Sale learns from flop in ’17 ALDS
If Chris Sale needed any extra motivation heading into his Game 1 start against the Astros tonight in the American League Championship Series, he wouldn’t need to look too hard.
It was a year ago, in his postseason debut against these very same Astros, when he was rocked in his worst start of the season at the worst possible time. It put the Red Sox in a hole they never dug out of as they lost the Division Series in four games.
But as he takes the ball tonight at Fenway Park, that start doesn’t seem to be anything but a reference point.
“I don’t know if it’s motivation,” Red Sox manager Alex Cora said. “I think he uses it the other way around, like as a learning experience.”
That seems to mesh with how Sale feels, too. Even before the playoffs began, Sale was adamant he wasn’t trying to go out and erase the memory of that start a year ago. He embraced it, said he looked back on it, and tried to learn from it.
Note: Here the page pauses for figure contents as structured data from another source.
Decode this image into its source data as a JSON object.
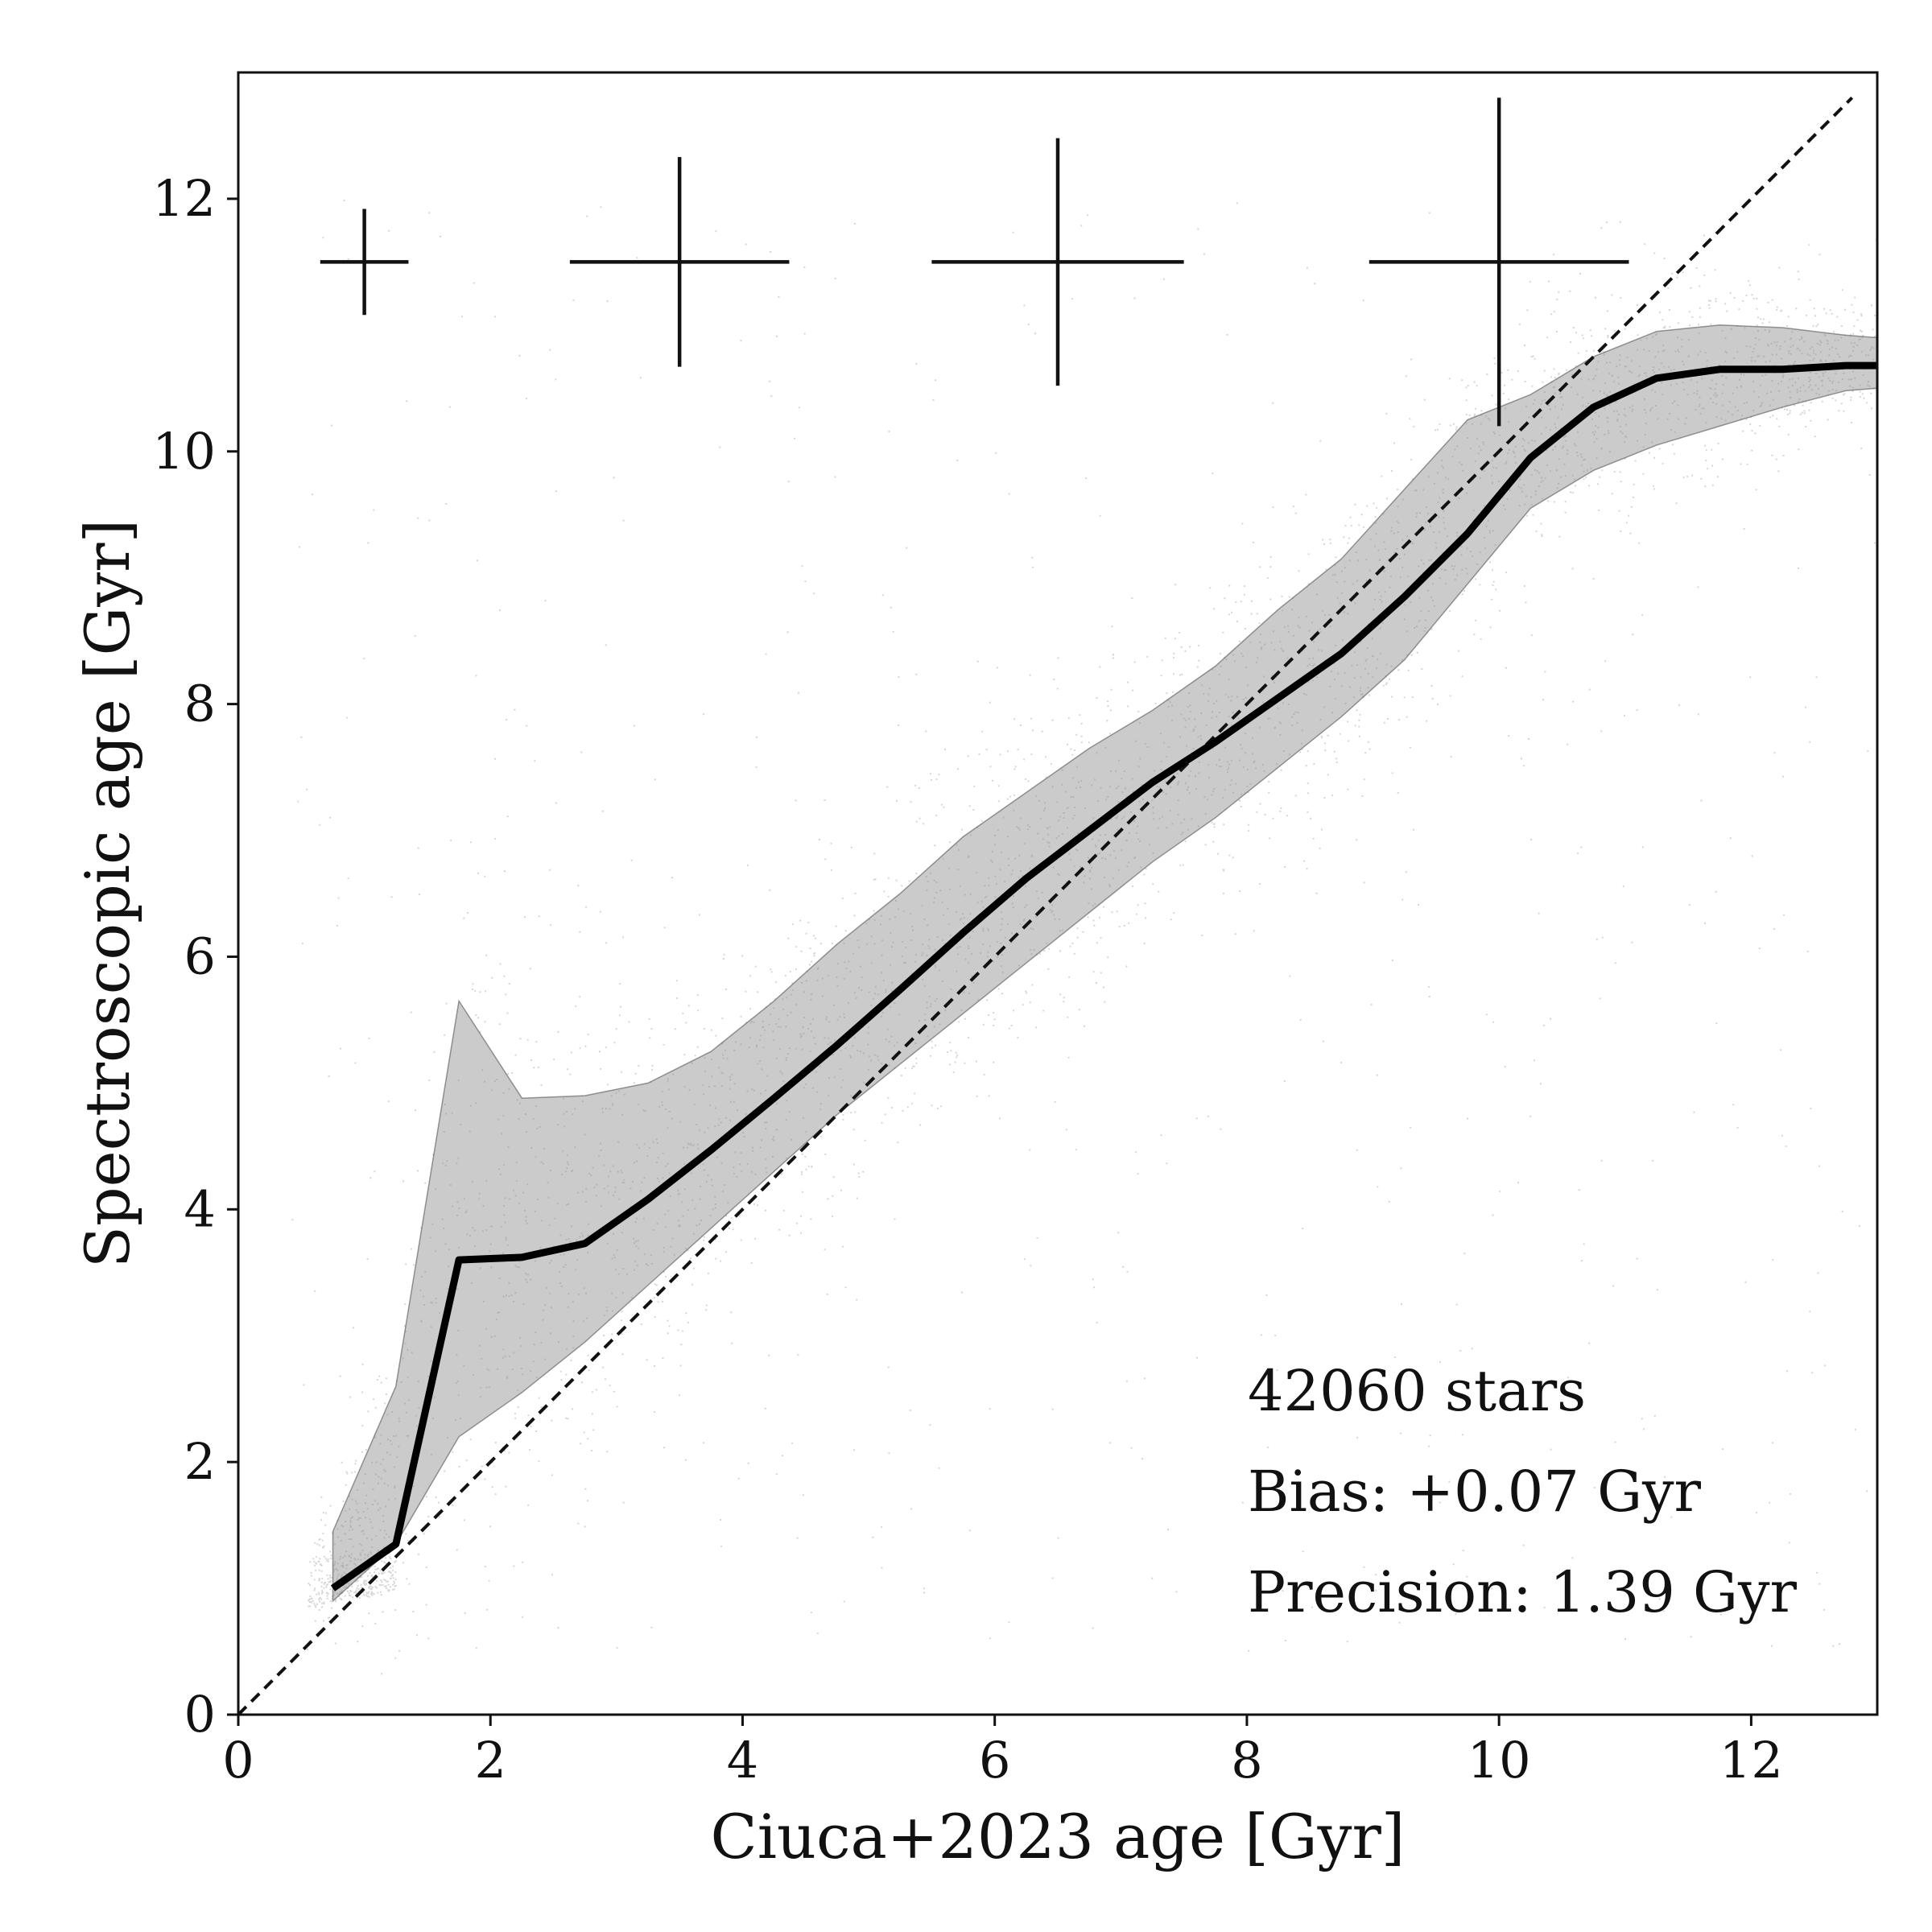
{
  "chart_data": {
    "type": "scatter",
    "xlabel": "Ciuca+2023 age [Gyr]",
    "ylabel": "Spectroscopic age [Gyr]",
    "xlim": [
      0,
      13
    ],
    "ylim": [
      0,
      13
    ],
    "xticks": [
      0,
      2,
      4,
      6,
      8,
      10,
      12
    ],
    "yticks": [
      0,
      2,
      4,
      6,
      8,
      10,
      12
    ],
    "grid": false,
    "legend": "none",
    "colors": {
      "points": "#000000",
      "band": "#8c8c8c",
      "line": "#000000"
    },
    "annotations": [
      "42060 stars",
      "Bias: +0.07 Gyr",
      "Precision: 1.39 Gyr"
    ],
    "one_to_one_line": {
      "style": "dashed",
      "x": [
        0,
        12.8
      ],
      "y": [
        0,
        12.8
      ]
    },
    "running_median": {
      "x": [
        0.75,
        1.25,
        1.75,
        2.25,
        2.75,
        3.25,
        3.75,
        4.25,
        4.75,
        5.25,
        5.75,
        6.25,
        6.75,
        7.25,
        7.75,
        8.25,
        8.75,
        9.25,
        9.75,
        10.25,
        10.75,
        11.25,
        11.75,
        12.25,
        12.75,
        13.0
      ],
      "y": [
        1.0,
        1.35,
        3.6,
        3.62,
        3.73,
        4.08,
        4.47,
        4.88,
        5.3,
        5.74,
        6.19,
        6.62,
        7.0,
        7.38,
        7.7,
        8.05,
        8.4,
        8.85,
        9.35,
        9.95,
        10.35,
        10.58,
        10.65,
        10.65,
        10.68,
        10.68
      ]
    },
    "scatter_band": {
      "x": [
        0.75,
        1.25,
        1.75,
        2.25,
        2.75,
        3.25,
        3.75,
        4.25,
        4.75,
        5.25,
        5.75,
        6.25,
        6.75,
        7.25,
        7.75,
        8.25,
        8.75,
        9.25,
        9.75,
        10.25,
        10.75,
        11.25,
        11.75,
        12.25,
        12.75,
        13.0
      ],
      "lower": [
        0.9,
        1.35,
        2.2,
        2.55,
        2.95,
        3.4,
        3.85,
        4.3,
        4.75,
        5.15,
        5.55,
        5.95,
        6.35,
        6.75,
        7.1,
        7.5,
        7.9,
        8.35,
        8.95,
        9.55,
        9.85,
        10.05,
        10.2,
        10.35,
        10.48,
        10.5
      ],
      "upper": [
        1.45,
        2.6,
        5.65,
        4.88,
        4.9,
        5.0,
        5.25,
        5.65,
        6.1,
        6.5,
        6.95,
        7.3,
        7.65,
        7.95,
        8.3,
        8.75,
        9.15,
        9.7,
        10.25,
        10.45,
        10.75,
        10.95,
        11.0,
        10.98,
        10.92,
        10.9
      ]
    },
    "error_crosses": [
      {
        "x": 1.0,
        "y": 11.5,
        "xerr": 0.35,
        "yerr": 0.42
      },
      {
        "x": 3.5,
        "y": 11.5,
        "xerr": 0.87,
        "yerr": 0.83
      },
      {
        "x": 6.5,
        "y": 11.5,
        "xerr": 1.0,
        "yerr": 0.98
      },
      {
        "x": 10.0,
        "y": 11.5,
        "xerr": 1.03,
        "yerr": 1.3
      }
    ]
  }
}
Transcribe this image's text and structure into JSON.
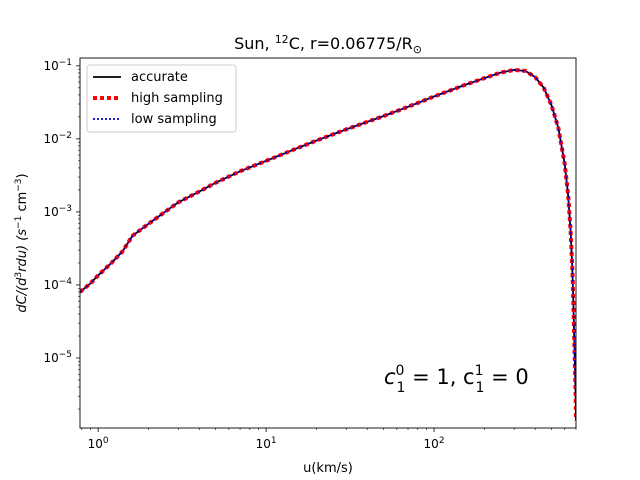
{
  "chart_data": {
    "type": "line",
    "title": {
      "base": "Sun, ",
      "sup": "12",
      "rest": "C, r=0.06775/R",
      "sub": "⊙"
    },
    "xlabel": "u(km/s)",
    "ylabel": {
      "part1": "dC/(d",
      "sup1": "3",
      "part2": "rdu) (s",
      "sup2": "−1",
      "part3": " cm",
      "sup3": "−3",
      "part4": ")"
    },
    "xscale": "log",
    "yscale": "log",
    "xlim": [
      0.78,
      700
    ],
    "ylim": [
      1.1e-06,
      0.128
    ],
    "x_ticks": [
      {
        "value": 1,
        "base": "10",
        "exp": "0"
      },
      {
        "value": 10,
        "base": "10",
        "exp": "1"
      },
      {
        "value": 100,
        "base": "10",
        "exp": "2"
      }
    ],
    "y_ticks": [
      {
        "value": 1e-05,
        "base": "10",
        "exp": "−5"
      },
      {
        "value": 0.0001,
        "base": "10",
        "exp": "−4"
      },
      {
        "value": 0.001,
        "base": "10",
        "exp": "−3"
      },
      {
        "value": 0.01,
        "base": "10",
        "exp": "−2"
      },
      {
        "value": 0.1,
        "base": "10",
        "exp": "−1"
      }
    ],
    "annotation": {
      "text": "c₁⁰ = 1, c₁¹ = 0",
      "parts": [
        "c",
        "0",
        "1",
        " = 1, c",
        "1",
        "1",
        " = 0"
      ],
      "location": "lower-right"
    },
    "legend": {
      "location": "upper-left",
      "entries": [
        {
          "label": "accurate",
          "color": "#000000",
          "style": "solid"
        },
        {
          "label": "high sampling",
          "color": "#ff0000",
          "style": "dotted-thick"
        },
        {
          "label": "low sampling",
          "color": "#0000cc",
          "style": "dotted"
        }
      ]
    },
    "x": [
      0.78,
      0.9,
      1.0,
      1.2,
      1.4,
      1.6,
      2.0,
      2.5,
      3.0,
      4.0,
      5.0,
      7.0,
      10,
      15,
      20,
      30,
      50,
      70,
      100,
      150,
      200,
      250,
      300,
      350,
      400,
      450,
      500,
      550,
      600,
      630,
      650,
      665,
      675,
      685,
      692,
      698,
      700
    ],
    "series": [
      {
        "name": "accurate",
        "values": [
          8e-05,
          0.000105,
          0.000135,
          0.0002,
          0.00029,
          0.00047,
          0.00069,
          0.001,
          0.00135,
          0.0019,
          0.0025,
          0.0036,
          0.005,
          0.0073,
          0.0095,
          0.0135,
          0.0205,
          0.0275,
          0.038,
          0.054,
          0.068,
          0.081,
          0.088,
          0.085,
          0.07,
          0.05,
          0.029,
          0.014,
          0.0045,
          0.0016,
          0.00055,
          0.00018,
          6e-05,
          1.5e-05,
          6e-06,
          2.5e-06,
          1.4e-06
        ]
      },
      {
        "name": "high sampling",
        "values": [
          8e-05,
          0.000105,
          0.000135,
          0.0002,
          0.00029,
          0.00047,
          0.00069,
          0.001,
          0.00135,
          0.0019,
          0.0025,
          0.0036,
          0.005,
          0.0073,
          0.0095,
          0.0135,
          0.0205,
          0.0275,
          0.038,
          0.054,
          0.068,
          0.081,
          0.088,
          0.085,
          0.07,
          0.05,
          0.029,
          0.014,
          0.0045,
          0.0016,
          0.00055,
          0.00018,
          6e-05,
          1.5e-05,
          6e-06,
          2.5e-06,
          1.4e-06
        ]
      },
      {
        "name": "low sampling",
        "values": [
          8e-05,
          0.000105,
          0.000135,
          0.0002,
          0.00029,
          0.00047,
          0.00069,
          0.001,
          0.00135,
          0.0019,
          0.0025,
          0.0036,
          0.005,
          0.0073,
          0.0095,
          0.0135,
          0.0205,
          0.0275,
          0.038,
          0.054,
          0.068,
          0.081,
          0.088,
          0.085,
          0.07,
          0.05,
          0.029,
          0.014,
          0.0045,
          0.0016,
          0.00055,
          0.00018,
          6e-05,
          1.5e-05,
          6e-06,
          2.5e-06,
          1.4e-06
        ]
      }
    ]
  }
}
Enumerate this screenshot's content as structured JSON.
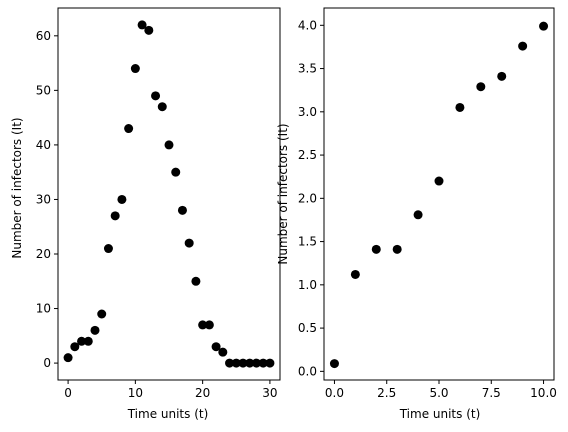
{
  "chart_data": [
    {
      "type": "scatter",
      "xlabel": "Time units (t)",
      "ylabel": "Number of infectors (It)",
      "xlim": [
        -1.5,
        31.5
      ],
      "ylim": [
        -3.1,
        65.1
      ],
      "xticks": [
        "0",
        "10",
        "20",
        "30"
      ],
      "yticks": [
        "0",
        "10",
        "20",
        "30",
        "40",
        "50",
        "60"
      ],
      "grid": false,
      "marker_color": "#000000",
      "x": [
        0,
        1,
        2,
        3,
        4,
        5,
        6,
        7,
        8,
        9,
        10,
        11,
        12,
        13,
        14,
        15,
        16,
        17,
        18,
        19,
        20,
        21,
        22,
        23,
        24,
        25,
        26,
        27,
        28,
        29,
        30
      ],
      "y": [
        1,
        3,
        4,
        4,
        6,
        9,
        21,
        27,
        30,
        43,
        54,
        62,
        61,
        49,
        47,
        40,
        35,
        28,
        22,
        15,
        7,
        7,
        3,
        2,
        0,
        0,
        0,
        0,
        0,
        0,
        0
      ]
    },
    {
      "type": "scatter",
      "xlabel": "Time units (t)",
      "ylabel": "Number of infectors (It)",
      "xlim": [
        -0.5,
        10.5
      ],
      "ylim": [
        -0.1,
        4.2
      ],
      "xticks": [
        "0.0",
        "2.5",
        "5.0",
        "7.5",
        "10.0"
      ],
      "yticks": [
        "0.0",
        "0.5",
        "1.0",
        "1.5",
        "2.0",
        "2.5",
        "3.0",
        "3.5",
        "4.0"
      ],
      "grid": false,
      "marker_color": "#000000",
      "x": [
        0,
        1,
        2,
        3,
        4,
        5,
        6,
        7,
        8,
        9,
        10
      ],
      "y": [
        0.09,
        1.12,
        1.41,
        1.41,
        1.81,
        2.2,
        3.05,
        3.29,
        3.41,
        3.76,
        3.99
      ]
    }
  ]
}
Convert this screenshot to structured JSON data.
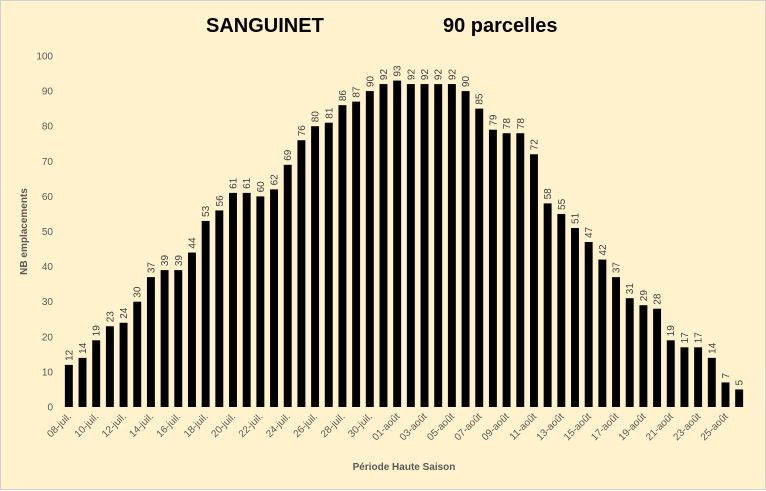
{
  "chart_data": {
    "type": "bar",
    "title": "SANGUINET",
    "subtitle": "90 parcelles",
    "xlabel": "Période Haute Saison",
    "ylabel": "NB emplacements",
    "ylim": [
      0,
      100
    ],
    "yticks": [
      0,
      10,
      20,
      30,
      40,
      50,
      60,
      70,
      80,
      90,
      100
    ],
    "grid": false,
    "bar_color": "#000000",
    "categories": [
      "08-juil.",
      "09-juil.",
      "10-juil.",
      "11-juil.",
      "12-juil.",
      "13-juil.",
      "14-juil.",
      "15-juil.",
      "16-juil.",
      "17-juil.",
      "18-juil.",
      "19-juil.",
      "20-juil.",
      "21-juil.",
      "22-juil.",
      "23-juil.",
      "24-juil.",
      "25-juil.",
      "26-juil.",
      "27-juil.",
      "28-juil.",
      "29-juil.",
      "30-juil.",
      "31-juil.",
      "01-août",
      "02-août",
      "03-août",
      "04-août",
      "05-août",
      "06-août",
      "07-août",
      "08-août",
      "09-août",
      "10-août",
      "11-août",
      "12-août",
      "13-août",
      "14-août",
      "15-août",
      "16-août",
      "17-août",
      "18-août",
      "19-août",
      "20-août",
      "21-août",
      "22-août",
      "23-août",
      "24-août",
      "25-août",
      "26-août"
    ],
    "visible_tick_labels": [
      "08-juil.",
      "10-juil.",
      "12-juil.",
      "14-juil.",
      "16-juil.",
      "18-juil.",
      "20-juil.",
      "22-juil.",
      "24-juil.",
      "26-juil.",
      "28-juil.",
      "30-juil.",
      "01-août",
      "03-août",
      "05-août",
      "07-août",
      "09-août",
      "11-août",
      "13-août",
      "15-août",
      "17-août",
      "19-août",
      "21-août",
      "23-août",
      "25-août"
    ],
    "values": [
      12,
      14,
      19,
      23,
      24,
      30,
      37,
      39,
      39,
      44,
      53,
      56,
      61,
      61,
      60,
      62,
      69,
      76,
      80,
      81,
      86,
      87,
      90,
      92,
      93,
      92,
      92,
      92,
      92,
      90,
      85,
      79,
      78,
      78,
      72,
      58,
      55,
      51,
      47,
      42,
      37,
      31,
      29,
      28,
      19,
      17,
      17,
      14,
      7,
      5
    ]
  }
}
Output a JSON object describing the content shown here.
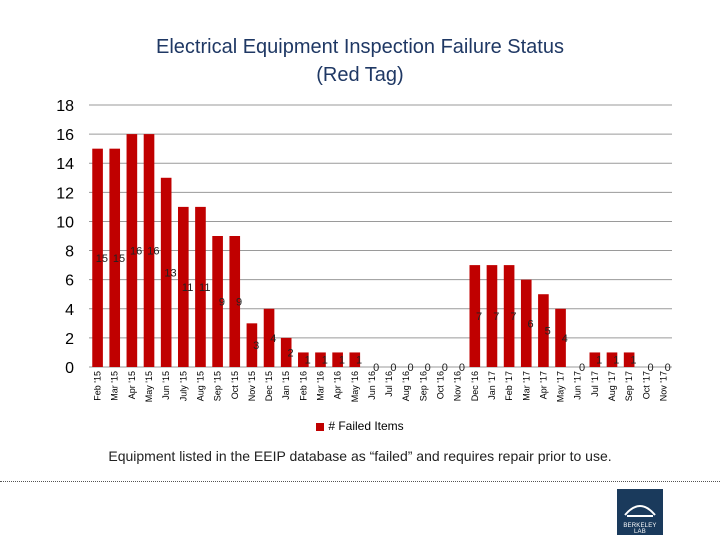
{
  "chart_data": {
    "type": "bar",
    "title": "Electrical Equipment Inspection Failure Status",
    "subtitle": "(Red Tag)",
    "categories": [
      "Feb '15",
      "Mar '15",
      "Apr '15",
      "May '15",
      "Jun '15",
      "July '15",
      "Aug '15",
      "Sep '15",
      "Oct '15",
      "Nov '15",
      "Dec '15",
      "Jan '15",
      "Feb '16",
      "Mar '16",
      "Apr '16",
      "May '16",
      "Jun '16",
      "Jul '16",
      "Aug '16",
      "Sep '16",
      "Oct '16",
      "Nov '16",
      "Dec '16",
      "Jan '17",
      "Feb '17",
      "Mar '17",
      "Apr '17",
      "May '17",
      "Jun '17",
      "Jul '17",
      "Aug '17",
      "Sep '17",
      "Oct '17",
      "Nov '17"
    ],
    "series": [
      {
        "name": "# Failed Items",
        "values": [
          15,
          15,
          16,
          16,
          13,
          11,
          11,
          9,
          9,
          3,
          4,
          2,
          1,
          1,
          1,
          1,
          0,
          0,
          0,
          0,
          0,
          0,
          7,
          7,
          7,
          6,
          5,
          4,
          0,
          1,
          1,
          1,
          0,
          0
        ]
      }
    ],
    "ylim": [
      0,
      18
    ],
    "yticks": [
      "0",
      "2",
      "4",
      "6",
      "8",
      "10",
      "12",
      "14",
      "16",
      "18"
    ],
    "grid": true,
    "legend_position": "bottom",
    "bar_color": "#c00000"
  },
  "caption": "Equipment listed in the EEIP database as “failed” and requires repair prior to use.",
  "logo_text": "BERKELEY LAB"
}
“I’m not going to hide from it,” Sale said before his Game 1 start against the Yankees. “It is what it is. You can Google it now, tomorrow and 100 years and it’s going to be there. I own it. I accept it. And like I said, I’m going to be better. I’m going to go do everything I can to be better. That’s all I can do.”
A week later, nothing much has changed.
To his credit, Sale has been better. Last year, four days after his forgettable Game 1 performance, he tossed 42⁄3 innings of relief in Game 4. This year, he’s had a better start to the playoffs, pitching five strong innings in a Game1 win over the Yankees before throwing a scoreless eighth in the series-clinching win on Tuesday.
So as he heads into the ALCS, the lefty is certainly better prepared. It’s almost the same type of situation as last year — Game 1, opposing Astros ace Justin Verlander — and the approach is no different than usual.
“I think it’s just staying locked in, not trying to play above your playing grade, I guess, not reaching for more,” Sale said. “I think we were a 108-win team for a reason and that’s because everyone did what they needed to do throughout the year to get those wins and guys stepped up.
“I think it’s just more of the same — not trying to do more in these situations where the lights are brighter, the crowds are louder. We don’t need more, we just need the same.”
The challenge is greater, too, as Sale is well aware. In last year’s Game 1, the lefty was hit early and often against the Astros explosive lineup. He gave up back-toback homers to Alex Bregman and Jose Altuve in the first inning, and that set the course. By the end, Sale gave up nine hits and seven earned runs in five innings in an 8-2 Red Sox loss.
Cora, who was the bench coach for the Astros then, said Sale had “good” stuff that day, but his location was off, and “everything happened fast for him.” Sale then made the necessary adjustments when he returned in Game 4, which gives his manager confidence for tonight.
“I think he used that as a learning experience,” Cora said. “You know, it’s not like he wants to beat the Astros more than the Yankees or the Royals. With Chris, he’ll compete at a high level even throwing bullpen. So he’s in a good place. He’s ready to go. And I’m glad that he’s going to throw Game 1 for us.”
READY TO ANSWER QUESTIONS: Chris Sale speaks to the media yesterday at Fenway Park in advance of starting tonight’s Game 1 of the AL Championship Series.